My goal is to integrate a mlmodel into the Apple Vision Pro environment. However, I have encountered challenges in finding appropriate code to achieve this integration.
I would like to share my progress so far. My primary objective is to detect the presence of a real phone in the real world using Apple Vision Pro. This involves accessing the Vision Pro camera to capture video input, process it with the model, and then determine the appropriate actions based on the detection results.
Any guidance or suggestions on how to effectively implement this would be greatly appreciated.
//class image recognition
import Foundation
import CoreML
import Vision
import SwiftUI
class ImageRecognitionHandler: ObservableObject {
@Published var recognizedObjects: [String] = []
private var model: VNCoreMLModel
init() {
do {
let configuration = MLModelConfiguration()
let phoneRecognitionModel = try PhoneRecognition1(configuration: configuration)
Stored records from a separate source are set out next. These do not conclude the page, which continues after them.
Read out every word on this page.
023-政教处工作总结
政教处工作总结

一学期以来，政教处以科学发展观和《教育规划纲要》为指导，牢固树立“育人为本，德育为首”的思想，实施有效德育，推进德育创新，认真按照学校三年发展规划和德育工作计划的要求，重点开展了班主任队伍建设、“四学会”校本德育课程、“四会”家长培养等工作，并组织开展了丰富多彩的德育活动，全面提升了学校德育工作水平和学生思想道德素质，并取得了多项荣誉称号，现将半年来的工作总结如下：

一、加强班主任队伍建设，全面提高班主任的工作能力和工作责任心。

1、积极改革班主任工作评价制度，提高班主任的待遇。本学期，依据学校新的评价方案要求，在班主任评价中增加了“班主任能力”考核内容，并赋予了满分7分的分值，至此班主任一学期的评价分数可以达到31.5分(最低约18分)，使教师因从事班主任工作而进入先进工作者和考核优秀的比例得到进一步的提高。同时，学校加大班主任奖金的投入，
model = try VNCoreMLModel(for: phoneRecognitionModel.model)
} catch {
fatalError("Failed to load CoreML model: \(error.localizedDescription)")
}
}
func recognizeImage(_ image: UIImage) {
let request = VNCoreMLRequest(model: model) { request, error in
guard let results = request.results as? [VNRecognizedObjectObservation], error == nil else {
print("Failed to perform image recognition: \(error?.localizedDescription ?? "Unknown error")")
return
}
let recognizedObjectIdentifiers = results.compactMap { $0.labels.first?.identifier }
if recognizedObjectIdentifiers.contains("phone") {
print("phone")
} else {
print("no phone")
}
}
guard let cgImage = image.cgImage else { return }
let handler = VNImageRequestHandler(cgImage: cgImage)
do {
try handler.perform([request])
} catch {
print("Failed to perform request: \(error.localizedDescription)")
}
}}
//main
import SwiftUI
import Vision
@main
struct TestVisionTrackerApp: App {
var body: some Scene {
WindowGroup {
ContentView()
}
}
}
//contentView
import SwiftUI
import RealityKit
import AVFoundation
struct ContentView: View {
@StateObject private var imageRecognitionHandler = ImageRecognitionHandler()
var body: some View {
VStack {
Button("Recognize Image") {
if let videoDevice = AVCaptureDevice.authorizationStatus(for: AVMediaType.video) == .authorized {
imageRecognitionHandler.recognizeImage(.????) //i don't know what to put in here
} else {
print("Failed to load image")
}
}
.padding()
}
}
}
#Preview(windowStyle: .automatic) {
ContentView()
}
In visionOS 2.0, Apple introduced the ability to track real-world objects, allowing similar functionality presented in ARKit for iOS when using ARObjectAnchor. To implement this, you'll need macOS 15+ Sequoia and Xcode 16. Using RealityKit's Photogrammetry API, create a USDZ model of your phone. Then in CreateML app, create an Object Tracking
template and place your 3D model at the origin of the XYZ coordinates. Create a .referenceobject
file. Based on the data in this file, you now can generate a trackable ObjectAnchor.
Here's the code:
import SwiftUI
import RealityKit
import RealityKitContent
struct ContentView : View {
let rkcb = realityKitContentBundle
let url = Bundle.main.url(forResource: "iPhoneX",
withExtension: ".referenceobject")!
var body: some View {
RealityView { rvc in
let description = try! await Entity(named: "forPhone", in: rkcb)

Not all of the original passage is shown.